Как говорил один лингвист, «никто не разговаривает таким новым языком, как свежий дурак с мороза». Я влюбилась в А., к которому написано это письмо, за то, что он разговаривал и жил именно «как свежий дурак с мороза». Он не произносил ни одного дежурного слова, у него никогда не бывало взгляда, не пропущенного через душу. Ему это не удавалось. Он выглядел как человек среди автопилотов.

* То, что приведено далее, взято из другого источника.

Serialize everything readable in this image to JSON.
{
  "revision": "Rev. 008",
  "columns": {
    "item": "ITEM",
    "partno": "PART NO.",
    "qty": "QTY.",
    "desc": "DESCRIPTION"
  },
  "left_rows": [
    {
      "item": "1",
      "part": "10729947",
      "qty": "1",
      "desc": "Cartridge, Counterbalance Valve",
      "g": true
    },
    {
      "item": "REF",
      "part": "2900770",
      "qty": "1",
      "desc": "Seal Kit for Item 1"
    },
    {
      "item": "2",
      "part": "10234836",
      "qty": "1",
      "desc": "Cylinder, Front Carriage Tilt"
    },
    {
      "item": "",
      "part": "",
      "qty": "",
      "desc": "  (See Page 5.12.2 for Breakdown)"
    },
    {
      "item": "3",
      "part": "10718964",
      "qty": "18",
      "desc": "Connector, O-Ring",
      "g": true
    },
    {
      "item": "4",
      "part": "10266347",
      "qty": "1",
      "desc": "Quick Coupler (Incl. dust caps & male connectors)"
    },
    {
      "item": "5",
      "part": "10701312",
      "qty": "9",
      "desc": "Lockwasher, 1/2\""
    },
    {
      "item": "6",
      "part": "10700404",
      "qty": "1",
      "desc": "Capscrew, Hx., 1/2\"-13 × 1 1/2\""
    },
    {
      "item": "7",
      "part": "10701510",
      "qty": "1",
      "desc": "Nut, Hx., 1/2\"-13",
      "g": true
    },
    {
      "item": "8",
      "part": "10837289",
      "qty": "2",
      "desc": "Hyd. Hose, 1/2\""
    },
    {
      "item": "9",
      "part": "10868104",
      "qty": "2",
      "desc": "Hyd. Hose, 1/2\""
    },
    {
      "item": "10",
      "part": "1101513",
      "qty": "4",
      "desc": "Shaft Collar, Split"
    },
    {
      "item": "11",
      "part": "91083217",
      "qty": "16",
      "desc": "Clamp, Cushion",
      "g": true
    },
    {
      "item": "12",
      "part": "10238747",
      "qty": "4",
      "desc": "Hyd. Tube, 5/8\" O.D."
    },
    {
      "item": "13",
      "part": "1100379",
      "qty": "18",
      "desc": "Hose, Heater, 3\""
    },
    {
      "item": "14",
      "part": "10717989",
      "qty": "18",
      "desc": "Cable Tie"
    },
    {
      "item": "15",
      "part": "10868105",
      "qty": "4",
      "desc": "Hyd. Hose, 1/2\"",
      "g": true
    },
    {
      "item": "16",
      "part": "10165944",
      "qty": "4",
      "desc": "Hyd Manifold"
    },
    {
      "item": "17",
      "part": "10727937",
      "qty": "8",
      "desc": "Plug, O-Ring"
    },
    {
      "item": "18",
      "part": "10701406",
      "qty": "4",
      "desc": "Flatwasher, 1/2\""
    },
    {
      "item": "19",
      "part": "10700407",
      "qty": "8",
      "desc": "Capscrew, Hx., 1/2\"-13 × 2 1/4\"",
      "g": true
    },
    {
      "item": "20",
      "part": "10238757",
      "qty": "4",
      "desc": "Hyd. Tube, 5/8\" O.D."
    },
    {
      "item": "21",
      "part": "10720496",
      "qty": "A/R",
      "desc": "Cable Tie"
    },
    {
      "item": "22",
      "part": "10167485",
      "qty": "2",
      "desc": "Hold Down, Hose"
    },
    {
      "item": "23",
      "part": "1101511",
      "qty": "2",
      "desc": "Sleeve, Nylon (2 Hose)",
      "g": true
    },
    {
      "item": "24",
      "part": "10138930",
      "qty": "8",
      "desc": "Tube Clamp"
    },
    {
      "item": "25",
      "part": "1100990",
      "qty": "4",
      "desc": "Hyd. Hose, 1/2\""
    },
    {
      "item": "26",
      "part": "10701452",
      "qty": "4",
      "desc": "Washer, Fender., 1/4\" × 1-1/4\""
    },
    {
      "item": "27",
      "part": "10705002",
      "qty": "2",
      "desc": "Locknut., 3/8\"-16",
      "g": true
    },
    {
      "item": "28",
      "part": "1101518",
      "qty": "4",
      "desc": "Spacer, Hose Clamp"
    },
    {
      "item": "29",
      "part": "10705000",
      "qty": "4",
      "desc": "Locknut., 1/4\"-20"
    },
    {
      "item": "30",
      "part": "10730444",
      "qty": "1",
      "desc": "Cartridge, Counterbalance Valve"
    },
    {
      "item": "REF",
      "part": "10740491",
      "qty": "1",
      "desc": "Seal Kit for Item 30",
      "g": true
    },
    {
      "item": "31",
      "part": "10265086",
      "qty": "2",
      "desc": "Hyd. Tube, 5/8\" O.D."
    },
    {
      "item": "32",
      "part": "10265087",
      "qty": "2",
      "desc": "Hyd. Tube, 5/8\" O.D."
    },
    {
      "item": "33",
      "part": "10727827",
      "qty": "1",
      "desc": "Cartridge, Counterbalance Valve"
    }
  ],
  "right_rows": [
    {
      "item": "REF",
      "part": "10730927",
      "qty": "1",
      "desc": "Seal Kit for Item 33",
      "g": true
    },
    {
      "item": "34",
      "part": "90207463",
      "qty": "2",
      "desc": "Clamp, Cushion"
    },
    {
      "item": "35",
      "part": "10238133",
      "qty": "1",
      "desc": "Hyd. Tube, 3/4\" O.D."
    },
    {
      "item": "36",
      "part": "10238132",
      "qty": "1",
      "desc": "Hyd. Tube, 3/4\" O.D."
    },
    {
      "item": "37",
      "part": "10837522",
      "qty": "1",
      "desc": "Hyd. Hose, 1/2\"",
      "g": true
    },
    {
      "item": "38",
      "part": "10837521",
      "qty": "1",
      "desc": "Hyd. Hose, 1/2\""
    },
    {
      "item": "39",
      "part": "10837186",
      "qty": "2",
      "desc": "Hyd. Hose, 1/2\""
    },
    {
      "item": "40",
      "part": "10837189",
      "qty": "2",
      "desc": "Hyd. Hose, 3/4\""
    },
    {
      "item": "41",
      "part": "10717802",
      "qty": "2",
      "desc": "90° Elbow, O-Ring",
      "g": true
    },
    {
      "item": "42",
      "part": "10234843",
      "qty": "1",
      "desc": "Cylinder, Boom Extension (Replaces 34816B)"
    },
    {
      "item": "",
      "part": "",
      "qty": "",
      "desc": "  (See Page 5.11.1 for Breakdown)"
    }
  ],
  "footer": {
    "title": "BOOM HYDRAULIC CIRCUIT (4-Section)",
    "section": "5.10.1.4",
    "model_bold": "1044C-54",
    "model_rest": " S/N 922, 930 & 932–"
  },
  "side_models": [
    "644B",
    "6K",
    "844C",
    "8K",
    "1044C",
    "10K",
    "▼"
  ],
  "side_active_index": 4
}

У моего любимого поэта и друга Александра Еременко есть такие строчки:
Все это называлось детский сад
И сверху походило на лекало.
Одна большая няня отсекала
Все то, что в детях лезло наугад.
Ох, как я выучила жесты и походки этих нянь! Как легко их вычислить по открытым асексуальным лицам и голосам, напружиненным истиной в последней инстанции. Одна из этих нянь кричала о Марксе и Фрейде. Я примерно все о ней знаю. Она хорошо училась, была тихой и гордой той самой гордостью, которая не от щедрости, а от бедности. Ее никогда не выбирали на танцах, но она лучше всех готовилась к экзаменам, боялась модных шмоток, темноты и одиночества. Ей нетрудно было бороться с плотью потому, что к переходному возрасту родители уделали ее так, что на пепелище можно было только разложить собрания сочинений классиков. Муж достался из того же вида спорта, но потенциальный неудачник. Садомазохистские переживания заменили сексуальные. Все побочные романтические истории были обречены с первых шагов, как все истории, начинающиеся с судорог страха вместо судорог сладострастья. Я никогда не видела ее детей, но беднягам придется прорабатывать все ее проблемы, потому что самое страшное, что может предложить вам детство, – это мать с репрессированной чувственностью, которая введет вас в пластмассовый мир.
* * *
От этих нянь сбежал А., к которому написано это письмо. Он сбежал и придумал жизнь, которая бы предельно их раздражала. Он ходит по французским улицам с белым бультерьером, разговаривает по-английски и пишет по-русски. Вроде бы полное безумие, но с другой стороны – «так и надо жить поэту». А кто такой поэт, если не недоигравший в детстве ребенок?
* * *
На прошлой квартире у меня была соседка Нина, простая добрейшая женщина, страшно эмоциональная, но расправившаяся со своей жизнью так, чтобы все переживания происходили только в области того, что кто-то болеет, а что-то дорожает. Она самозабвенно читала плохие книжки о любви и смотрела плохие фильмы о той же любви. Она дралась в очередях так, как будто от этого зависит вся жизнь. Она общалась с детьми так, как будто слон ей наступил на ухо. Орала, когда категорически нельзя было орать. И наоборот. Ее красавец муж регулярно ходил на сторону, от чего она переживала звездные часы мазохистских утех. Короче, она была несчастна по определению.